Crepuscule w/ Nellie, by Joe Milazzo
Have you ever approached a task that you were unsure you could complete? Not because of time, but because of tools? When I was presented with Crepuscule w/ Nellie and read the first page, I immediately questioned the undertaking ahead of me. This book is both novel and poetry, and to the latter, I say that without the romantic connotation the phrase has developed in recent times. This book is poetry in the sense that every word has been meticulously chosen and arranged into painstakingly constructed sentences and paragraphs, and, as a result, reading the text is exclusively the province of the bold. You will, if you hope to make sense of what is in front of you, spend as many (if not more) hours unpacking significance and formulating your own interpretations as you did reading.
I point this out not to frighten (it should be noted that, if you are reading this, then unconventional reading probably doesn’t scare you anyway), but to entice. This work is a challenge worthy of any who prides themselves on reading, both demanding and rewarding in its experience. There is no apology for the style, nor toward those who would be intimidated. I can only describe that style in terms that make sense to me, because my cultural history is not yours and this book defies simple confinement – to me, this is Ulysses reborn, mutated by the whims of impressionist and experimental jazz and exposed under the harsh sun of the American south. I bring up Ulysses because the comparison works on levels beyond the most obvious, that of jumping between wildly different literary formats. Like Joyce’s legendary work, this is an epic that deals with gritty details of multiple, difficult lives. And yet, like the Odyssey that inspired Joyce’s tale, it deals with characters who are mythical and mortal.
Milazzo is acutely aware of the misconceptions and half-truths surrounding the life of Thelonious Monk, a man seen as an unappreciated genius savant by his celebrants and a drug-addicted adulterer by his detractors, and yet Milazzo makes no attempt to convey a sense of realism, or even of stable reality. Instead of historical fiction, he attempts to encapsulate the experience that is Monk’s existence, and, as is the case with a piece of music, or indeed any art, the value is deeply dependent on the reader. Much of the “story” is relayed through the imagined perspective of Monk’s wife, Nellie, and this is the closest thing resembling an anchor that the novel presents. Like we the reader, Nellie acts and reacts with the idea of Monk, at times caught up in the idea and at times acutely aware of the man.
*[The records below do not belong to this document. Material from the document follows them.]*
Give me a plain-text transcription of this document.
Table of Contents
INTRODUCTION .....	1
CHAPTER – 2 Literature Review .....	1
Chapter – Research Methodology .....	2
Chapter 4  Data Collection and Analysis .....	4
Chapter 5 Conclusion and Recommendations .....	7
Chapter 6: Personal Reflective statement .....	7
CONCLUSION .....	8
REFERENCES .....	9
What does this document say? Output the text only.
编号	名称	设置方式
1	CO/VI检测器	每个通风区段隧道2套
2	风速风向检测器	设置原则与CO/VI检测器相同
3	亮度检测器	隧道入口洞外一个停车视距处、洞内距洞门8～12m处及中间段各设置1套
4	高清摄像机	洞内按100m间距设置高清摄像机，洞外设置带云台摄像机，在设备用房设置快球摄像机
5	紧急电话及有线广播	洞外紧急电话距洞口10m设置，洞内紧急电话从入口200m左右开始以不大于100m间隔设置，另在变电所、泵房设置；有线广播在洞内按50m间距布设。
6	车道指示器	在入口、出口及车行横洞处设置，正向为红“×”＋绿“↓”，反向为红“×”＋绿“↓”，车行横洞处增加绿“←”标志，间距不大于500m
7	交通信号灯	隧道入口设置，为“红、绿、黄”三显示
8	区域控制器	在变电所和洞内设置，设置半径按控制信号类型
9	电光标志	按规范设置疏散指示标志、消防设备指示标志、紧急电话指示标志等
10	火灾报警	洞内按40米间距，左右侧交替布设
At a time when our highest grossing movies are neatly trimmed escapist fantasies involving superhumans and when much of the American populace seeks another celebrity athlete upon which to pin their idolatry, I find this book particularly resonant. It is an examination of brilliance and humanity, an acknowledgement of the coexistence of what we label as flaws and beauty. Odysseus was an adulterer and a killer. Leopold Bloom was a meek cuckold. This rendition of Thelonious Monk is just a man, with all of the greatness that entails.